The MBA is both revered and reviled. To boosters it has advanced the science of management and helped companies, and countries, to grow. Detractors say that it offers little of practical value and instills in students a sense of infallibility that can sink companies and knock economies sideways.
The critics are currently the louder of the two, claiming that particularly the full-time, campus-based MBA has reached saturation point, with too many mediocre courses chasing too few candidates. The Financial Times recently likened them to “the Grand Tour of business education in an age of Airbnb.”
There is a widespread feeling that full-time MBAs are on their last legs, conceded Sangeet Chowfla, the president of the Graduate Management Admission Council, a business-school association.

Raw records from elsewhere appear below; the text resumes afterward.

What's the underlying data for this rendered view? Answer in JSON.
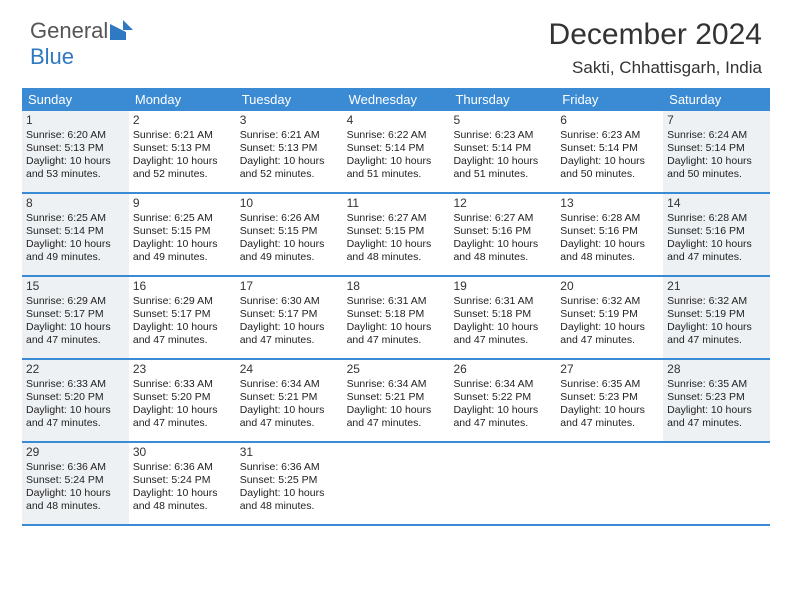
{
  "logo": {
    "text1": "General",
    "text2": "Blue"
  },
  "header": {
    "month": "December 2024",
    "location": "Sakti, Chhattisgarh, India"
  },
  "colors": {
    "header_bg": "#3b8bd4",
    "header_text": "#ffffff",
    "shaded_bg": "#eef1f3",
    "text": "#222222",
    "rule": "#3b8bd4"
  },
  "weekdays": [
    "Sunday",
    "Monday",
    "Tuesday",
    "Wednesday",
    "Thursday",
    "Friday",
    "Saturday"
  ],
  "weeks": [
    [
      {
        "n": "1",
        "shaded": true,
        "sunrise": "Sunrise: 6:20 AM",
        "sunset": "Sunset: 5:13 PM",
        "daylight": "Daylight: 10 hours and 53 minutes."
      },
      {
        "n": "2",
        "shaded": false,
        "sunrise": "Sunrise: 6:21 AM",
        "sunset": "Sunset: 5:13 PM",
        "daylight": "Daylight: 10 hours and 52 minutes."
      },
      {
        "n": "3",
        "shaded": false,
        "sunrise": "Sunrise: 6:21 AM",
        "sunset": "Sunset: 5:13 PM",
        "daylight": "Daylight: 10 hours and 52 minutes."
      },
      {
        "n": "4",
        "shaded": false,
        "sunrise": "Sunrise: 6:22 AM",
        "sunset": "Sunset: 5:14 PM",
        "daylight": "Daylight: 10 hours and 51 minutes."
      },
      {
        "n": "5",
        "shaded": false,
        "sunrise": "Sunrise: 6:23 AM",
        "sunset": "Sunset: 5:14 PM",
        "daylight": "Daylight: 10 hours and 51 minutes."
      },
      {
        "n": "6",
        "shaded": false,
        "sunrise": "Sunrise: 6:23 AM",
        "sunset": "Sunset: 5:14 PM",
        "daylight": "Daylight: 10 hours and 50 minutes."
      },
      {
        "n": "7",
        "shaded": true,
        "sunrise": "Sunrise: 6:24 AM",
        "sunset": "Sunset: 5:14 PM",
        "daylight": "Daylight: 10 hours and 50 minutes."
      }
    ],
    [
      {
        "n": "8",
        "shaded": true,
        "sunrise": "Sunrise: 6:25 AM",
        "sunset": "Sunset: 5:14 PM",
        "daylight": "Daylight: 10 hours and 49 minutes."
      },
      {
        "n": "9",
        "shaded": false,
        "sunrise": "Sunrise: 6:25 AM",
        "sunset": "Sunset: 5:15 PM",
        "daylight": "Daylight: 10 hours and 49 minutes."
      },
      {
        "n": "10",
        "shaded": false,
        "sunrise": "Sunrise: 6:26 AM",
        "sunset": "Sunset: 5:15 PM",
        "daylight": "Daylight: 10 hours and 49 minutes."
      },
      {
        "n": "11",
        "shaded": false,
        "sunrise": "Sunrise: 6:27 AM",
        "sunset": "Sunset: 5:15 PM",
        "daylight": "Daylight: 10 hours and 48 minutes."
      },
      {
        "n": "12",
        "shaded": false,
        "sunrise": "Sunrise: 6:27 AM",
        "sunset": "Sunset: 5:16 PM",
        "daylight": "Daylight: 10 hours and 48 minutes."
      },
      {
        "n": "13",
        "shaded": false,
        "sunrise": "Sunrise: 6:28 AM",
        "sunset": "Sunset: 5:16 PM",
        "daylight": "Daylight: 10 hours and 48 minutes."
      },
      {
        "n": "14",
        "shaded": true,
        "sunrise": "Sunrise: 6:28 AM",
        "sunset": "Sunset: 5:16 PM",
        "daylight": "Daylight: 10 hours and 47 minutes."
      }
    ],
    [
      {
        "n": "15",
        "shaded": true,
        "sunrise": "Sunrise: 6:29 AM",
        "sunset": "Sunset: 5:17 PM",
        "daylight": "Daylight: 10 hours and 47 minutes."
      },
      {
        "n": "16",
        "shaded": false,
        "sunrise": "Sunrise: 6:29 AM",
        "sunset": "Sunset: 5:17 PM",
        "daylight": "Daylight: 10 hours and 47 minutes."
      },
      {
        "n": "17",
        "shaded": false,
        "sunrise": "Sunrise: 6:30 AM",
        "sunset": "Sunset: 5:17 PM",
        "daylight": "Daylight: 10 hours and 47 minutes."
      },
      {
        "n": "18",
        "shaded": false,
        "sunrise": "Sunrise: 6:31 AM",
        "sunset": "Sunset: 5:18 PM",
        "daylight": "Daylight: 10 hours and 47 minutes."
      },
      {
        "n": "19",
        "shaded": false,
        "sunrise": "Sunrise: 6:31 AM",
        "sunset": "Sunset: 5:18 PM",
        "daylight": "Daylight: 10 hours and 47 minutes."
      },
      {
        "n": "20",
        "shaded": false,
        "sunrise": "Sunrise: 6:32 AM",
        "sunset": "Sunset: 5:19 PM",
        "daylight": "Daylight: 10 hours and 47 minutes."
      },
      {
        "n": "21",
        "shaded": true,
        "sunrise": "Sunrise: 6:32 AM",
        "sunset": "Sunset: 5:19 PM",
        "daylight": "Daylight: 10 hours and 47 minutes."
      }
    ],
    [
      {
        "n": "22",
        "shaded": true,
        "sunrise": "Sunrise: 6:33 AM",
        "sunset": "Sunset: 5:20 PM",
        "daylight": "Daylight: 10 hours and 47 minutes."
      },
      {
        "n": "23",
        "shaded": false,
        "sunrise": "Sunrise: 6:33 AM",
        "sunset": "Sunset: 5:20 PM",
        "daylight": "Daylight: 10 hours and 47 minutes."
      },
      {
        "n": "24",
        "shaded": false,
        "sunrise": "Sunrise: 6:34 AM",
        "sunset": "Sunset: 5:21 PM",
        "daylight": "Daylight: 10 hours and 47 minutes."
      },
      {
        "n": "25",
        "shaded": false,
        "sunrise": "Sunrise: 6:34 AM",
        "sunset": "Sunset: 5:21 PM",
        "daylight": "Daylight: 10 hours and 47 minutes."
      },
      {
        "n": "26",
        "shaded": false,
        "sunrise": "Sunrise: 6:34 AM",
        "sunset": "Sunset: 5:22 PM",
        "daylight": "Daylight: 10 hours and 47 minutes."
      },
      {
        "n": "27",
        "shaded": false,
        "sunrise": "Sunrise: 6:35 AM",
        "sunset": "Sunset: 5:23 PM",
        "daylight": "Daylight: 10 hours and 47 minutes."
      },
      {
        "n": "28",
        "shaded": true,
        "sunrise": "Sunrise: 6:35 AM",
        "sunset": "Sunset: 5:23 PM",
        "daylight": "Daylight: 10 hours and 47 minutes."
      }
    ],
    [
      {
        "n": "29",
        "shaded": true,
        "sunrise": "Sunrise: 6:36 AM",
        "sunset": "Sunset: 5:24 PM",
        "daylight": "Daylight: 10 hours and 48 minutes."
      },
      {
        "n": "30",
        "shaded": false,
        "sunrise": "Sunrise: 6:36 AM",
        "sunset": "Sunset: 5:24 PM",
        "daylight": "Daylight: 10 hours and 48 minutes."
      },
      {
        "n": "31",
        "shaded": false,
        "sunrise": "Sunrise: 6:36 AM",
        "sunset": "Sunset: 5:25 PM",
        "daylight": "Daylight: 10 hours and 48 minutes."
      },
      {
        "empty": true
      },
      {
        "empty": true
      },
      {
        "empty": true
      },
      {
        "empty": true
      }
    ]
  ]
}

Decline allegedly is hastened by competing qualifications, such as the Masters in Management. “MiMs” have much the same syllabus as MBAs, but take students without management experience straight from undergraduate degrees. They often cost half as much and do not make participants interrupt their careers to study. Such degrees long have been popular at European business schools, and now Americans are following suit.
Non-MBAs now attract 35 percent of people who sit for the GMAT, the de-facto business-school entrance exam, up from 30 percent five years ago. MBAs’ share has dipped proportionately. When King’s College London launches a business school in November, it will offer specialized masters courses, but no MBAs. Stephen Bach, the school’s dean, said that employers like to recruit younger students because they are more flexible and “culturally attuned.”
Look across the world, though, and MBA programs are thriving. The “popular myth” of their demise is exactly that, Chowfla said. Rapid growth in the overall business-education market has offset MBAs’ declining share. Global applications to MBA programs in the 2016/2017 academic year grew by 6 percent, according to GMAC. In Asia they rose by 13 percent: 132,000 students now apply to Asian schools, nearly as many as to American ones. Applications in Europe increased by 3 percent. American courses that enroll more than 200 MBA students, which dominate The Economist’s ranking of MBA programs, report a 4-percent rise.
Demand has, it is true, fallen at smaller American schools. Those with fewer than 200 students saw applications drop by 6 percent this year. These schools enroll around half of all students in America, but they face distinct pressures.
One is Donald Trump. In a survey by Carrington Crisp, a consultancy, around 40 percent of potential applicants said that the new president had discouraged them from studying in the country, with only 3 percent saying that he made them more likely to study there. His anti-immigrant administration’s plans to tighten the rules for graduate work visas may have something to do with this.
“International students are feeling left behind,” explained one, who had opted to study in France instead of America.
Dislike of Trumpism will not deter applicants from the finest American establishments. Few institutions anywhere can match the cachet of Harvard, Wharton or Kellogg, which charge a premium as a result. Second-tier American programs are nearly as expensive, but nowhere near as prestigious. Foreign students may opt for cheaper courses in countries with brighter job prospects. That bodes well for non-American MBA programs.
One partial exception is Britain. British schools lure students from the European Union, in part because they enjoy an automatic right to work at London’s big banks and professional-services firms. Brexit will change that. However, British programs are at least getting cheaper for non-Brits: The collapse in the pound since the Brexit vote in June 2016 has cut the cost to Europeans of attending London Business School by $16,000, for instance. That may help explain why three in every four British schools report a rise in applications this year, according to GMAC.